La France, pionnière de la « majorité numérique »

Le gouvernement français, soutenu par Emmanuel Macron, souhaite instaurer une majorité numérique fixée à 15 ans pour protéger la santé des adolescents. Cette initiative a reçu le feu vert de la Commission européenne le mardi 28 janvier 2026. Thomas Regnier, porte-parole de l’exécutif européen, a confirmé que les États membres ont le droit de légiférer pour leurs citoyens, tout en précisant que Bruxelles supervisera l’application de ces règles par les grandes plateformes.

Le calendrier est déjà serré :

  • Rentrée 2026 : Interdiction appliquée pour les nouveaux comptes.
  • 1er janvier 2027 : Vérification d’âge obligatoire pour tous les comptes existants.

Un air de déjà-vu : du cinématographe aux algorithmes

En tant qu’observateurs des médias, il est fascinant de constater que cette « tentation de réguler » n’est pas nouvelle. En 1923, la presse s’inquiétait déjà des effets du cinéma, jugé trop addictif ou immoral pour les mineurs. À l’époque, des journaux comme L’Univers ou L’Humanité demandaient l’interdiction pure et simple des salles obscures aux enfants, craignant une perte de repères moraux ou une incitation à la délinquance.

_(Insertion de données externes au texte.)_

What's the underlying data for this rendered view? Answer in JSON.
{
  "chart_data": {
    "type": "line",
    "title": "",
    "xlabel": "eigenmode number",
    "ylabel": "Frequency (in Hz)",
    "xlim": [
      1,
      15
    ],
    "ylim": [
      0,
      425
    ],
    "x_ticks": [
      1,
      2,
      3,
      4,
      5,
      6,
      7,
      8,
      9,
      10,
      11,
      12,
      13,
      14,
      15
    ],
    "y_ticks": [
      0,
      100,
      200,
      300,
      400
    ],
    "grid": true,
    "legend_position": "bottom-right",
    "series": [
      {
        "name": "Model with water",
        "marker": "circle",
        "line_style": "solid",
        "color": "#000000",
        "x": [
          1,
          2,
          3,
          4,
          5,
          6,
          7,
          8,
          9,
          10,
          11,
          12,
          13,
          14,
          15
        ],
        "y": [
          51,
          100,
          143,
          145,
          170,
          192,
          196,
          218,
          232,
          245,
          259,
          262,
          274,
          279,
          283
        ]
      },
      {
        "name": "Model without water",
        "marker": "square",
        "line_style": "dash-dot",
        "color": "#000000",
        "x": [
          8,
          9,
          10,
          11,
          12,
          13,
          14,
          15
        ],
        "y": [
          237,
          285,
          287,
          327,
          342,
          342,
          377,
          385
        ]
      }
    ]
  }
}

Si hier on craignait la « boîte noire » des salles de projection, aujourd’hui ce sont les algorithmes et l’économie de l’attention qui sont dans le viseur. Dans les deux cas, l’État intervient pour pallier les manques d’un modèle économique qui, selon certains, ne peut se réguler seul sans risquer la faillite.

Les défis de l’Adtech et de la vérification d’âge

La réussite de cette loi repose sur un pilier technique : le dispositif de vérification d’âge. Plusieurs pays européens testent actuellement une application dédiée, dont l’expérimentation doit s’achever fin 2026. Pour les professionnels des médias, cela soulève des questions majeures sur la collecte de données et le ciblage des mineurs.

Cependant, l’histoire nous enseigne que l’interdiction n’est pas l’unique voie. En 1951, certains préféraient déjà « édifier un cinéma pour enfants » plutôt que d’accumuler les barrières. Cette logique a mené à la classification par âge en 1975, structurant durablement l’industrie.


Si la France se veut pionnière, elle doit transformer cette contrainte législative en opportunité pour l’innovation numérique éthique. La régulation ne doit pas seulement être un mur, mais un levier pour créer des espaces numériques adaptés.